MOSES represents an innovative advancement in gene association studies, leveraging DNA methylation to capture the influence of environmental factors on gene expression. By incorporating long-range CpGs, MOSES-DNAm 10 M provides superior predictive accuracy and gene association capabilities compared to traditional genotype-based methods. This novel approach offers valuable insights into the complex interplay between genetics and the environment, enhancing our understanding of disease mechanisms and potentially guiding therapeutic strategies. The user-friendly MOSES R package is publicly available to advance studies in various diseases, including immune-related conditions like asthma.

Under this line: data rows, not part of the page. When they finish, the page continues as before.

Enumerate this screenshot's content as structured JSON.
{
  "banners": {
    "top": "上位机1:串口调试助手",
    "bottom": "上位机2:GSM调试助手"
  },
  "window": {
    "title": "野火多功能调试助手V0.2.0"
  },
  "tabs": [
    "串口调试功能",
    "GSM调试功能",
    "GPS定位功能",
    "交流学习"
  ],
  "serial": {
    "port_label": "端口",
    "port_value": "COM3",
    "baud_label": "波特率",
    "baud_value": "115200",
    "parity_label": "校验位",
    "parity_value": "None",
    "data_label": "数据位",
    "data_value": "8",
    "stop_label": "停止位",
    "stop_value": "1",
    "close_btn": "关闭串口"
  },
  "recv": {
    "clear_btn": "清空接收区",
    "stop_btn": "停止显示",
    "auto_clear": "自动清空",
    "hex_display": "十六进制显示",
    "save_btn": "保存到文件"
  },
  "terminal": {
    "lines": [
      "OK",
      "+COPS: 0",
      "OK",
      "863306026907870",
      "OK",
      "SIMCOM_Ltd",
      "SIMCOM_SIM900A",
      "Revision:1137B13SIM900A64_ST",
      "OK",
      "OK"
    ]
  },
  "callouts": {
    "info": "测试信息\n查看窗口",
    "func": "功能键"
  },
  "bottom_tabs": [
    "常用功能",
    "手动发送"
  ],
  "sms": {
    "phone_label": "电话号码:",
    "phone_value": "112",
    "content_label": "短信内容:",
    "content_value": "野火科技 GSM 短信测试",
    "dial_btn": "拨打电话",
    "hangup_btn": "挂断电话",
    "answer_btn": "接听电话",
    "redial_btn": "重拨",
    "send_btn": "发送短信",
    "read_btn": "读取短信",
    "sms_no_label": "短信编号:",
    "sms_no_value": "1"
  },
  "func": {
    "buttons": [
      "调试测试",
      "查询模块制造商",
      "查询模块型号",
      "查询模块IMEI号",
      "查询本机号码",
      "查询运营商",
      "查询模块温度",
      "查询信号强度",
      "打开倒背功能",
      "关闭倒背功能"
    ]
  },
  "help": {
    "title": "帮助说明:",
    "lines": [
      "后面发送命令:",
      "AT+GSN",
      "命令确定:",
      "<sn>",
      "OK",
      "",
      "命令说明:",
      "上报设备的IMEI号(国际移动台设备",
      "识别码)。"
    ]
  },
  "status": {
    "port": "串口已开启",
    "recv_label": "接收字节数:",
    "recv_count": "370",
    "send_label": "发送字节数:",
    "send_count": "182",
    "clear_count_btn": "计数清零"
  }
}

DNA 甲基化是基因表达的关键调控机制,影响着各种人类疾病和特征。虽然传统的表达数量性状基因座(eQTL)研究有助于阐明基因表达的遗传调控,但越来越需要探索环境对基因表达的影响。现有的方法,如 PrediXcan 和 FUSION,主要关注基于基因型的关联,但忽略了环境因素的影响。为了解决这一差距,我们提出了 MOSES(基于甲基化的基因关联),这是一种新颖的方法,利用 DNA 甲基化来识别与特征或疾病相关的、不受测量基因表达影响的、受环境调节的基因。
MOSES 包括训练、插补和关联测试。它采用弹性网络惩罚回归模型来估计 CpG 和 SNP(如果可用)对基因表达的影响。我们开发并比较了四个 MOSES 版本,它们结合了不同的甲基化和遗传数据:(1)启动子区域内 1Mb 范围内的顺式 DNA 甲基化;(2)顺式 SNPs 和顺式 CpG;(3)顺式和一部分来自启动子区域的±5Mb 处的转座 CpG;(4)来自启动子区域的±10Mb 处的长距离 DNA 甲基化。我们使用 EVA-PR 研究中的鼻上皮和白细胞数据进行的分析表明,MOSES,特别是结合了长距离 CpG 的版本(MOSES-DNAm 10M),在预测基因表达方面明显优于 PrediXcan、MethylXcan 和 Biomethyl 等现有方法。MOSES-DNAm 10M 鉴定了更多与特应性哮喘相关的差异表达基因(DEG),特别是那些与免疫途径相关的基因,这突出了其在揭示受环境调节的基因方面的优越性能。MOSES 进一步应用于特发性肺纤维化(IPF)患者的肺组织数据,证实了其在不同疾病和组织中的稳健性和通用性。
MOSES 代表了基因关联研究的一项创新性进展,利用 DNA 甲基化来捕捉环境因素对基因表达的影响。通过结合长距离 CpG,MOSES-DNAm 10M 与传统的基于基因型的方法相比,提供了更高的预测准确性和基因关联能力。这种新方法提供了对遗传和环境之间复杂相互作用的深入了解,增强了我们对疾病机制的认识,并可能指导治疗策略。用户友好的 MOSES R 包可供公开使用,以推进各种疾病的研究,包括哮喘等与免疫相关的疾病。